My neighbor logger asked me if I had any use for a basswood log. It is 18"x60'. I am a turner and call maker so I don't use basswood but I hate to see it go for firewood if there is much of a market for it by carvers.
As a commercial logger he has no market for it.


----------



## ironman123 (Jan 28, 2016)

Good for carvers. I know I would like to get more basswood.


----------



## Fsyxxx (Jan 28, 2016)

Me too!


----------



## Schroedc (Jan 28, 2016)

Looks like there is a market for it and if you have a way to slab it up you'll probably be good. Just be careful as we don't allow threads just to gauge interest in a specific piece (It's to prevent folks from trying to sell stuff they don't own but that doesn't quite seem like the case here) What you'll need to do once you're ready to sell it is cut some specific blocks, post those for sale with prices and pictures and then state you can custom cut the remains of that log to specific sizes if requested with pictures of the log or slabs it was cut into. Let me know if you have any other questions.


----------



## scrimman (Jan 28, 2016)

And we carvers WILL be watching.....


----------



## CWS (Jan 28, 2016)

Schroedc said:


> Looks like there is a market for it and if you have a way to slab it up you'll probably be good. Just be careful as we don't allow threads just to gauge interest in a specific piece (It's to prevent folks from trying to sell stuff they don't own but that doesn't quite seem like the case here) What you'll need to do once you're ready to sell it is cut some specific blocks, post those for sale with prices and pictures and then state you can custom cut the remains of that log to specific sizes if requested with pictures of the log or slabs it was cut into. Let me know if you have any other questions.


Thanks Colin,
Sorry if was close to crossing the line.


----------



## Schroedc (Jan 28, 2016)

CWS said:


> Thanks Colin,
> Sorry if was close to crossing the line.

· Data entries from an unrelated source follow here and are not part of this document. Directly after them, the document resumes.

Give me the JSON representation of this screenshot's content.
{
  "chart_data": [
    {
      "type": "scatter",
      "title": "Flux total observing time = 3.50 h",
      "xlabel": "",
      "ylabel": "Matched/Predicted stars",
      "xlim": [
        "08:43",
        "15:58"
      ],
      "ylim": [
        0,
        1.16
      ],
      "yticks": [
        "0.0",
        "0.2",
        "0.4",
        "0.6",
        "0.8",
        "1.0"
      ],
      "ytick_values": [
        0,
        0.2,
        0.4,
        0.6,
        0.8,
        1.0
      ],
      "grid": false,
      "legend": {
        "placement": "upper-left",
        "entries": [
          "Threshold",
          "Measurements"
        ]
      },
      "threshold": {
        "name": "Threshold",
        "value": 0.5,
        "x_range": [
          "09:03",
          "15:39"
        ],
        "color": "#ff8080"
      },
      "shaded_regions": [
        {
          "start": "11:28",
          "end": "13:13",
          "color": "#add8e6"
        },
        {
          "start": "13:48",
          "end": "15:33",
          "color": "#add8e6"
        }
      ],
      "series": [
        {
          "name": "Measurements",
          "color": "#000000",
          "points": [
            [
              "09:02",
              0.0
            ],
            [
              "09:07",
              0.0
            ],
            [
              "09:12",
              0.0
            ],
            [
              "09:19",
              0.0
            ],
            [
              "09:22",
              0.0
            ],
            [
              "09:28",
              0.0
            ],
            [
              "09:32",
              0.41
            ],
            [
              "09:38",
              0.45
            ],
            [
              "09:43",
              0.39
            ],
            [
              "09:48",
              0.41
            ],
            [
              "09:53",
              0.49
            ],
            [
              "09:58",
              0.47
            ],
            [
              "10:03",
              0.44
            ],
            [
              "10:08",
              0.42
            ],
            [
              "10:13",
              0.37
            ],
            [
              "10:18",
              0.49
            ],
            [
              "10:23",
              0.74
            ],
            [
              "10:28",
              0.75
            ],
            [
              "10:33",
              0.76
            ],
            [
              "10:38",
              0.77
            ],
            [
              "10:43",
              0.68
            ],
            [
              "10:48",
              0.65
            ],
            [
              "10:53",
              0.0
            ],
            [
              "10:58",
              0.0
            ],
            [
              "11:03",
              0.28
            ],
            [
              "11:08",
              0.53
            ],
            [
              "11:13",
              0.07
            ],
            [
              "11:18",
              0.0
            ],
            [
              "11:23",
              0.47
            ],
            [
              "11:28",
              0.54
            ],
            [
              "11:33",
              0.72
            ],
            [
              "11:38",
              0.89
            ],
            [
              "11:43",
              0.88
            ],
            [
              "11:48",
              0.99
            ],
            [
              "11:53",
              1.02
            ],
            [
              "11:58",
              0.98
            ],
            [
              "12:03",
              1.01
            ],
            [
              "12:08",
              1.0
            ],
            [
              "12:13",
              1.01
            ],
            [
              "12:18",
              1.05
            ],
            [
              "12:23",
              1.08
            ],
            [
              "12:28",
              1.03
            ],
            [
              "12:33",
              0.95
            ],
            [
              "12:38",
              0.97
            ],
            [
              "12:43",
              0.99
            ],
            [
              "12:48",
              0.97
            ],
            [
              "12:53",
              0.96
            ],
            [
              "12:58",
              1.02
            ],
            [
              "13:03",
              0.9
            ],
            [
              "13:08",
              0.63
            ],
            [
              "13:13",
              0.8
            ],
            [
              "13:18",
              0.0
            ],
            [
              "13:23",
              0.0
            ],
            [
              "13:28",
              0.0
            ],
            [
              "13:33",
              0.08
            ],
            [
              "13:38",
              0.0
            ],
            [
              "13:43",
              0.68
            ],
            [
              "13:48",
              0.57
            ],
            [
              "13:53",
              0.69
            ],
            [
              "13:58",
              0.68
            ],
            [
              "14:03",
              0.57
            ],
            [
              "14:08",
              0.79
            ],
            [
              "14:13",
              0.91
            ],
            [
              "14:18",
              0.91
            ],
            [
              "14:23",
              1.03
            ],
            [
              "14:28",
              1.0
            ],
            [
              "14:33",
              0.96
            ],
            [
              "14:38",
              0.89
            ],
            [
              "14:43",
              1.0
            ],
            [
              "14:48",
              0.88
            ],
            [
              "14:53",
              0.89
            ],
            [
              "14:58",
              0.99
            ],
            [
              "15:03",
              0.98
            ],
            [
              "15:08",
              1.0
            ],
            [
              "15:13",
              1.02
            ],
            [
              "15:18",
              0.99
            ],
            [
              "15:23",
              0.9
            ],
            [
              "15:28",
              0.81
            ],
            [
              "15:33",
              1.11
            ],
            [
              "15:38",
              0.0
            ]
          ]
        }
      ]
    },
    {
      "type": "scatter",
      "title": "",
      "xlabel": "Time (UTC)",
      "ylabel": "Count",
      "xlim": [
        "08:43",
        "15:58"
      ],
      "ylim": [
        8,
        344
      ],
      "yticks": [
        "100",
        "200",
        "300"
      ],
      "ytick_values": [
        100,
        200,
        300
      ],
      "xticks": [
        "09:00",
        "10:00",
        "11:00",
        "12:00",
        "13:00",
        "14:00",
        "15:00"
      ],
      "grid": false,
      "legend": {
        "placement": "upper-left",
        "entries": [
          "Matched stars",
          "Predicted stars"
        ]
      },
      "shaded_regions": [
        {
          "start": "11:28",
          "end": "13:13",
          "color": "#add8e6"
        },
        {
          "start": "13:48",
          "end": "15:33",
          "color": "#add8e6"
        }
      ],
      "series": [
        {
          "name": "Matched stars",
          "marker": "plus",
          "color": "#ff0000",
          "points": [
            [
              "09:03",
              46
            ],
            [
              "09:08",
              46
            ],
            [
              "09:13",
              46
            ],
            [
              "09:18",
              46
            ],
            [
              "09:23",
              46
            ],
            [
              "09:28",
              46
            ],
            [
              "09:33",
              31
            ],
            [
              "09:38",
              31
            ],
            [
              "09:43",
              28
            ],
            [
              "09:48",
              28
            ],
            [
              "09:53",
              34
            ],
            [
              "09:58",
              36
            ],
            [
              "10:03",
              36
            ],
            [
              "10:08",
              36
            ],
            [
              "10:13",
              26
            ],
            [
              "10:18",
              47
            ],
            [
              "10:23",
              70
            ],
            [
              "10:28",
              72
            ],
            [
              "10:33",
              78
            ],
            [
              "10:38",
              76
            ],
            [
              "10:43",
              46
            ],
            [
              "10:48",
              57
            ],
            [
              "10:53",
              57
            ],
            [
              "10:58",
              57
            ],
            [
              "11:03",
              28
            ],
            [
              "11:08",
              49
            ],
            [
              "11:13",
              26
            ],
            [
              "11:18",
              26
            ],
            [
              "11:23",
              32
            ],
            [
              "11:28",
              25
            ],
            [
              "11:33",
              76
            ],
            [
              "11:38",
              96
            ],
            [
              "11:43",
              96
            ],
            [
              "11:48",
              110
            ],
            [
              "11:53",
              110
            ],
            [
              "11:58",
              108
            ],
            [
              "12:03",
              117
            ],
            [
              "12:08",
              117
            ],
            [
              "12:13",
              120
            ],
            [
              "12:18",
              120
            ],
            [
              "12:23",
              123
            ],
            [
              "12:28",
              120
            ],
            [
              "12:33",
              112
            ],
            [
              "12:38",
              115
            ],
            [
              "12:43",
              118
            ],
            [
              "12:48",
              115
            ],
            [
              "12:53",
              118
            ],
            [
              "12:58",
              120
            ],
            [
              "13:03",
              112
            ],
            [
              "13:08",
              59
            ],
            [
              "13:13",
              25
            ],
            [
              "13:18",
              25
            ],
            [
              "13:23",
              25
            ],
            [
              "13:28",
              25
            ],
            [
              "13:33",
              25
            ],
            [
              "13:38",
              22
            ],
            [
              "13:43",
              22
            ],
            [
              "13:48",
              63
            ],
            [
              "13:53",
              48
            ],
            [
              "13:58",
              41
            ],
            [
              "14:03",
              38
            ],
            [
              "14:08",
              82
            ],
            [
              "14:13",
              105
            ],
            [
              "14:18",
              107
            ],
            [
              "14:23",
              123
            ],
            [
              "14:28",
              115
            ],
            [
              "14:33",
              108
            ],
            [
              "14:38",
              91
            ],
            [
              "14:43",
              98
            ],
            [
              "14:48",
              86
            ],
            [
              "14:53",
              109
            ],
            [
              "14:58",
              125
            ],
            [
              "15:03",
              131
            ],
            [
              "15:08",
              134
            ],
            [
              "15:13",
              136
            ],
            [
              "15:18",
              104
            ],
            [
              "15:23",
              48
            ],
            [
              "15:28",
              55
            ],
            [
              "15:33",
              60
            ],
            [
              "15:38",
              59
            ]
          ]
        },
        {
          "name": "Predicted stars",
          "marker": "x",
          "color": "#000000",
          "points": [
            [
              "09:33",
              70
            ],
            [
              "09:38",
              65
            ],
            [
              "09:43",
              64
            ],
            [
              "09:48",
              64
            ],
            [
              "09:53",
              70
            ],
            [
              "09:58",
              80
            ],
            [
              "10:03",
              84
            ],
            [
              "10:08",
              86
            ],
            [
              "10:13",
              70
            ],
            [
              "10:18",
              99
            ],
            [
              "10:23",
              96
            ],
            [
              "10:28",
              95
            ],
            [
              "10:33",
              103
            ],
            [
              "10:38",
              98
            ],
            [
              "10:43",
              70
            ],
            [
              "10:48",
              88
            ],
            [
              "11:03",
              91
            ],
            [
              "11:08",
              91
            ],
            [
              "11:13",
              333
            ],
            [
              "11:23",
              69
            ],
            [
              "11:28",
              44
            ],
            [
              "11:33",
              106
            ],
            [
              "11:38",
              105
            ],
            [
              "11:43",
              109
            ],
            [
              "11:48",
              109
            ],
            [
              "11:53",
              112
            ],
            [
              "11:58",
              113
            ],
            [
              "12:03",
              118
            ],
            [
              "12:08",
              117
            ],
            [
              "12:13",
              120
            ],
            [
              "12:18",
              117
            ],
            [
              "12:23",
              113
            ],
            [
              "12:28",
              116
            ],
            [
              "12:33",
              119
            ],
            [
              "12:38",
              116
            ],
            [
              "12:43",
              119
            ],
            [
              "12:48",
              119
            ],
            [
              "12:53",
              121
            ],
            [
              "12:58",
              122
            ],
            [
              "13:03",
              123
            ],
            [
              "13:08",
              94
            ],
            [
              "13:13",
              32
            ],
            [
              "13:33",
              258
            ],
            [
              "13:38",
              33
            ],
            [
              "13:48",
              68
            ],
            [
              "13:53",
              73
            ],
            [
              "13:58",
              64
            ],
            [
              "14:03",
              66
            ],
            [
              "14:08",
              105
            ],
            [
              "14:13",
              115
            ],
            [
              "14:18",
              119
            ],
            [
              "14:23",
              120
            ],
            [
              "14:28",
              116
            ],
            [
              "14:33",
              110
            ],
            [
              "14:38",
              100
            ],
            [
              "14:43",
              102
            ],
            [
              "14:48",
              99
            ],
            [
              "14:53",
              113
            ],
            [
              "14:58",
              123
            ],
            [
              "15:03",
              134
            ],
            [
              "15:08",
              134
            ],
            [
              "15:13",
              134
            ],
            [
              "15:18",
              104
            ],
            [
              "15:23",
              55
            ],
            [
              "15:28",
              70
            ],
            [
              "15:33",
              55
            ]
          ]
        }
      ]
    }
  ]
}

Nah, Not quite there but just wanted to step in before it got out of hand. You're doing all right. I'll be looking forward to seeing the basswood once you whack up that log myself.


----------



## Nature Man (Jan 28, 2016)

Is basswood also good for turning or flatwork? I'm not familiar with it. Chuck


----------



## scrimman (Jan 28, 2016)

To answer you; yes. it is good for both, but where it excels is with fine carving. If you want to see what can be done with Basswood, look up 'Grinling Gibbons'....he was about the best. They say he carved in Limewood, but that's just another name for Basswood.


----------



## Graybeard (Jan 29, 2016)

My brother was a carver and learned in Detroit where they used knives and basswood. He then moved near Dallas, Texas and joined a carving group. They used power tools and tupelo. Whenever he came to visit he'd take a load of basswood home, seems the guys down there liked it.


----------



## barry richardson (Jan 29, 2016)

From what I have seen, it dries great and is very stable, if I didn't have a plan for it, I would cut the log into manageable sections, seal it, sooner or later someone will want it or you will find a use for it, providing you have room. But that's just my opinion, I'm a hoarder...

Reactions: Agree 1


----------



## CWS (Jan 29, 2016)

barry richardson said:


> From what I have seen, it dries great and is very stable, if I didn't have a plan for it, I would cut the log into manageable sections, seal it, sooner or later someone will want it or you will find a use for it, providing you have room. But that's just my opinion, I'm a hoarder...


hoarding is something I resemble


----------